Dani slid into the booth beside her and Lindsay glanced up every minute or so with a fresh teasing grin. After what felt like an hour, Lindsay set her knife down.
"Don't worry," she said. "I won't tell anyone."
"Thank you."
Lindsay winked. "Come on, we're friends." She wiped her hands on a tea towel. "And actually, I have something to tell you too. A secret for a secret. How does that sound?"
Dani shrugged. Whatever Lindsay had, it couldn't possibly compete with what she'd just figured out about her.
"Sunset Café," she said. "When we get back. Let's meet a little earlier than the others, just the two of us." She picked her knife back up and went on slicing.
Bea finally tipped her bowl up and drank the last of the sauce and melted ice cream. Dani held out a damp cloth and she offered her chocolate-smeared face up to be wiped.
"Ready?" Dani asked her.
"Yes. Thank you for the ice cream." She looked at Lindsay, then at Dani, and Dani gave her cheek a squeeze.
"You're very welcome, honey." Dani took her back to the sun deck where all the adults had gathered on the loungers now. Gerald had woken up and Mark was drying his hair with a towel.
"There she is," Mark said. "Better?"
"Much better." Bea climbed into Sarah's lap. "I had a mermaid."
"A mermaid. How nice. Did you say thank you?"
"Yes."
"Good girl. Dani's very nice for getting you ice cream, isn't she?"
"Mm-hm." Bea leaned against Sarah's shoulder. "Dani was wrestling with the captain last night."

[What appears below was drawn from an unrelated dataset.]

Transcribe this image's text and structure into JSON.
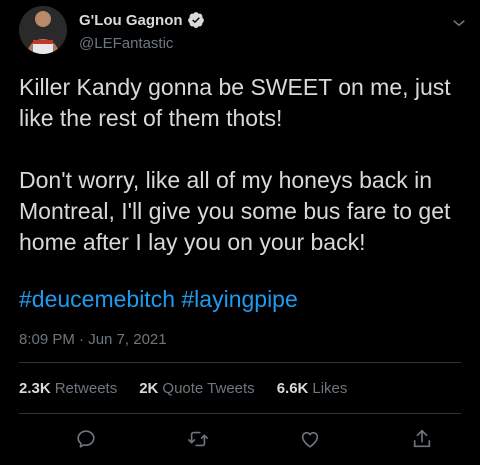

Dani was refilling Caroline's wine as she said it. The bottle jerked in her hand and a splash of rosé hit the rim of the glass and ran down the side. She righted the bottle and grabbed a napkin.
"Sorry," she murmured.
A small, awkward chuckle went around the loungers and they all looked up at her.
"Well. Good for Dani," David said. "I can't remember the last time I wrestled anyone. Caroline, when did we last wrestle?"
Caroline gave David a sharp, fond shove on the shoulder. The whole group was laughing now, even Sarah.
Bea was delighted to have caused such a hilarious reaction. "Wrestling is FUNNY," she announced, to nobody in particular.
"Some kinds of wrestling more than others, dear," Patricia said. Her eyes met Dani's for the briefest moment from under the brim of the hat, and Dani felt her face go even hotter. She'd just been sold out by a five-year-old.